Lack of concrete comparison on token costs: While efficiency is claimed over text-based methods, the exact gap in token usage is not quantified.
Future Directions: (i) End-to-end joint learning of the hierarchy tree and codebook (differentiable clustering); (ii) Scaling studies on larger KGs (Wikidata/NELL); (iii) Applying quantized codes to downstream QA/reasoning rather than just link prediction; (iv) Exploring cross-KG transferability of a single codebook.
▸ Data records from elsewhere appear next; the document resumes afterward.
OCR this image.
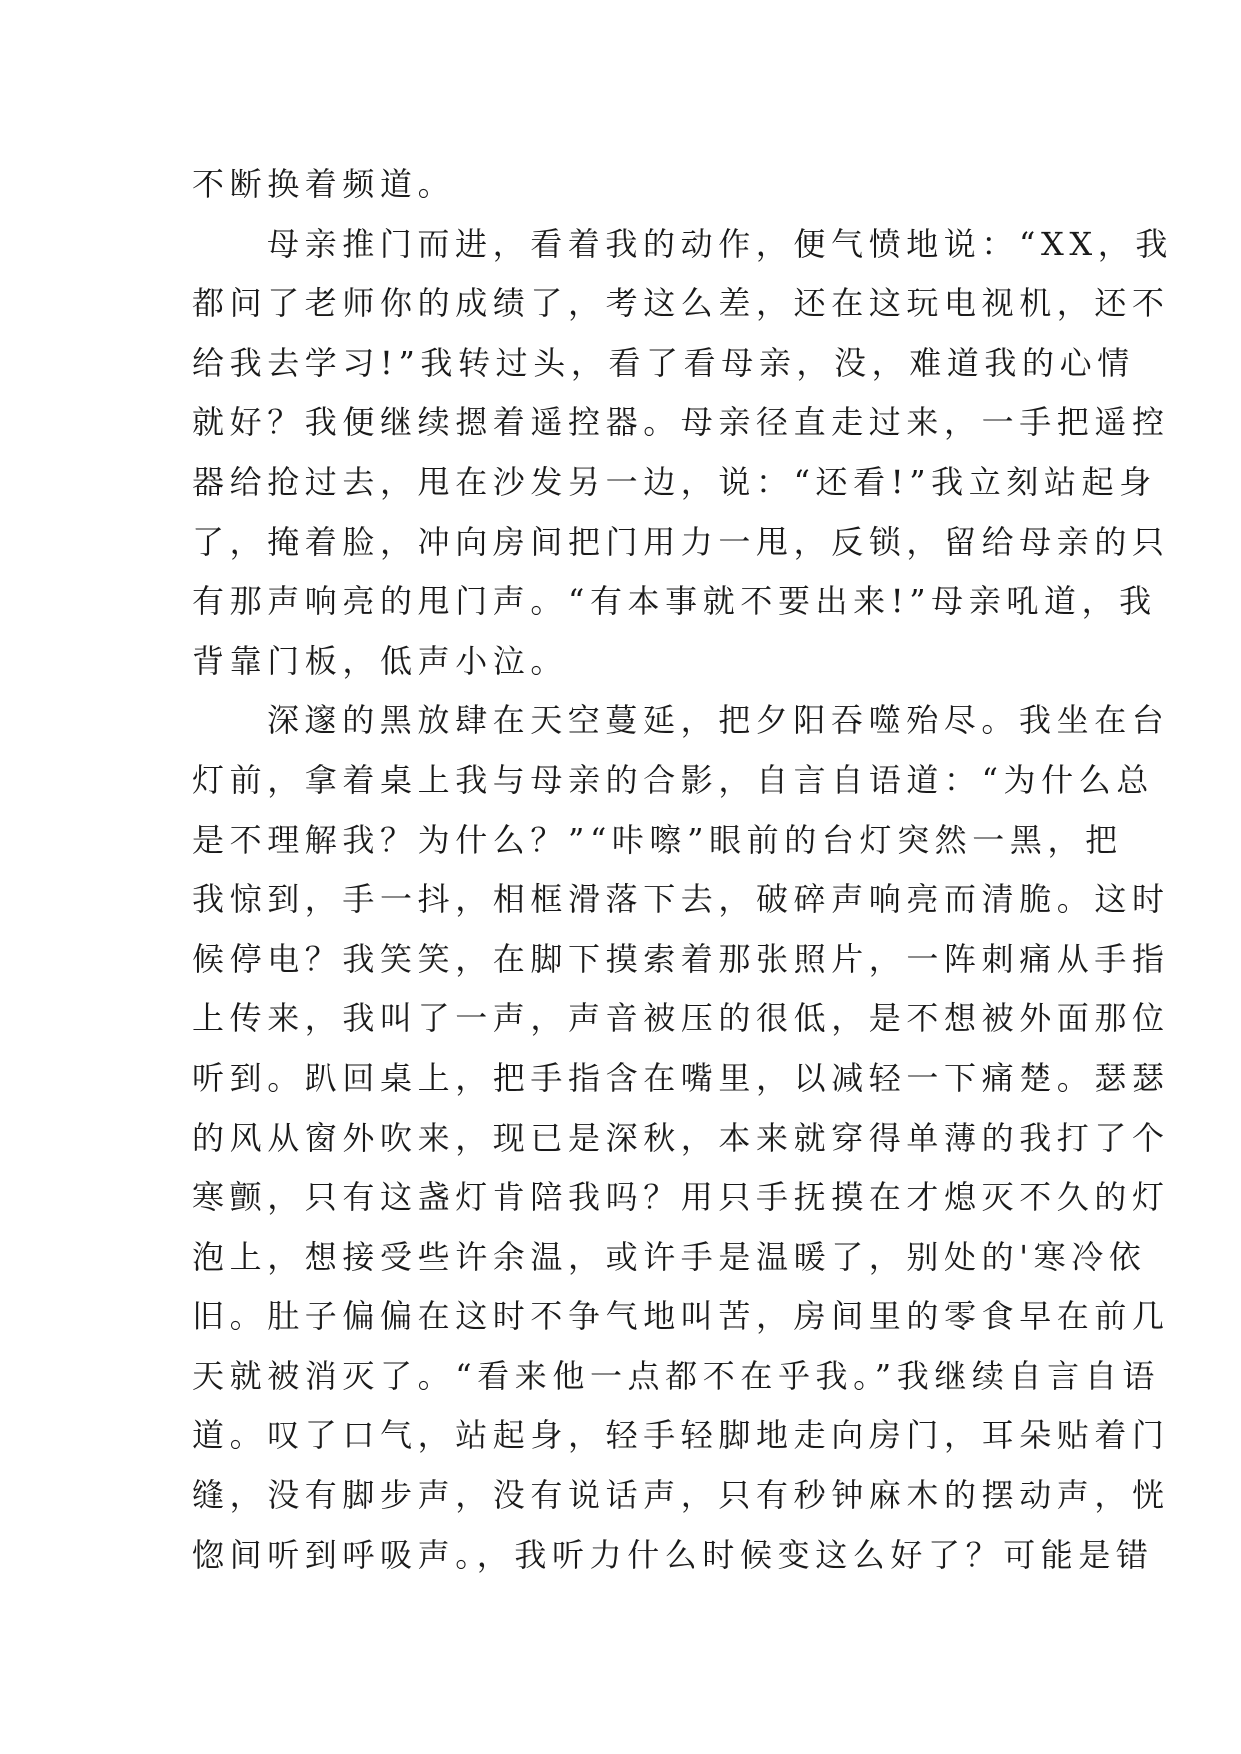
不断换着频道。
母亲推门而进，看着我的动作，便气愤地说：“XX，我
都问了老师你的成绩了，考这么差，还在这玩电视机，还不
给我去学习!”我转过头，看了看母亲，没，难道我的心情
就好？我便继续摁着遥控器。母亲径直走过来，一手把遥控
器给抢过去，甩在沙发另一边，说：“还看!”我立刻站起身
了，掩着脸，冲向房间把门用力一甩，反锁，留给母亲的只
有那声响亮的甩门声。“有本事就不要出来!”母亲吼道，我
背靠门板，低声小泣。
深邃的黑放肆在天空蔓延，把夕阳吞噬殆尽。我坐在台
灯前，拿着桌上我与母亲的合影，自言自语道：“为什么总
是不理解我？为什么？”“咔嚓”眼前的台灯突然一黑，把
我惊到，手一抖，相框滑落下去，破碎声响亮而清脆。这时
候停电？我笑笑，在脚下摸索着那张照片，一阵刺痛从手指
上传来，我叫了一声，声音被压的很低，是不想被外面那位
听到。趴回桌上，把手指含在嘴里，以减轻一下痛楚。瑟瑟
的风从窗外吹来，现已是深秋，本来就穿得单薄的我打了个
寒颤，只有这盏灯肯陪我吗？用只手抚摸在才熄灭不久的灯
泡上，想接受些许余温，或许手是温暖了，别处的'寒冷依
旧。肚子偏偏在这时不争气地叫苦，房间里的零食早在前几
天就被消灭了。“看来他一点都不在乎我。”我继续自言自语
道。叹了口气，站起身，轻手轻脚地走向房门，耳朵贴着门
缝，没有脚步声，没有说话声，只有秒钟麻木的摆动声，恍
惚间听到呼吸声。，我听力什么时候变这么好了？可能是错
vs SSQR (Prior vector quantization): SSQR uses flat VQ + multiple FFN projections without hierarchy; GS-Quant uses RQ + GSE for hierarchy + GSR for causality, outperforming it by 4.1 points in Hits@1 on WN18RR, proving structured quantization > flat.
vs ReaLM: ReaLM uses residual quantization without semantic hierarchy; GS-Quant demonstrates that codebook design is key to quantization effectiveness in KGC.
vs DIFT (SOTA embedding injection): DIFT injects continuous embeddings via prompts (Hits@1 0.569 on WN18RR); GS-Quant uses discrete codes (0.594), suggesting discrete representations align better with LLM generative dynamics.
vs RQ-VAE Original: Originally for image generation without semantic hierarchy; GS-Quant adapts it to structured KG data with hierarchical alignment, expanding its application boundaries.
vs MKGL / KG-FIT (Text-based): Text methods use hundreds of tokens per triple; GS-Quant compresses entities into \(m\) (typically 4-8) codes, significantly improving efficiency while achieving superior results—confirming that "structuring the graph as an LLM sub-language" is more effective than "describing the graph in natural language."

Rating¶

Novelty: ⭐⭐⭐⭐ The "code-as-language" framing with GSE + GSR is a clear, novel combination.
Experimental Thoroughness: ⭐⭐⭐⭐ Excellent ablation, parameter sensitivity, and visualization; lacks large-scale scalability.
Writing Quality: ⭐⭐⭐⭐ Clear motivation, well-illustrated Fig 4; slight redundancy in text.
Value: ⭐⭐⭐⭐ Open-sourced SOTA performance; high transfer potential to other quantized structured data tasks.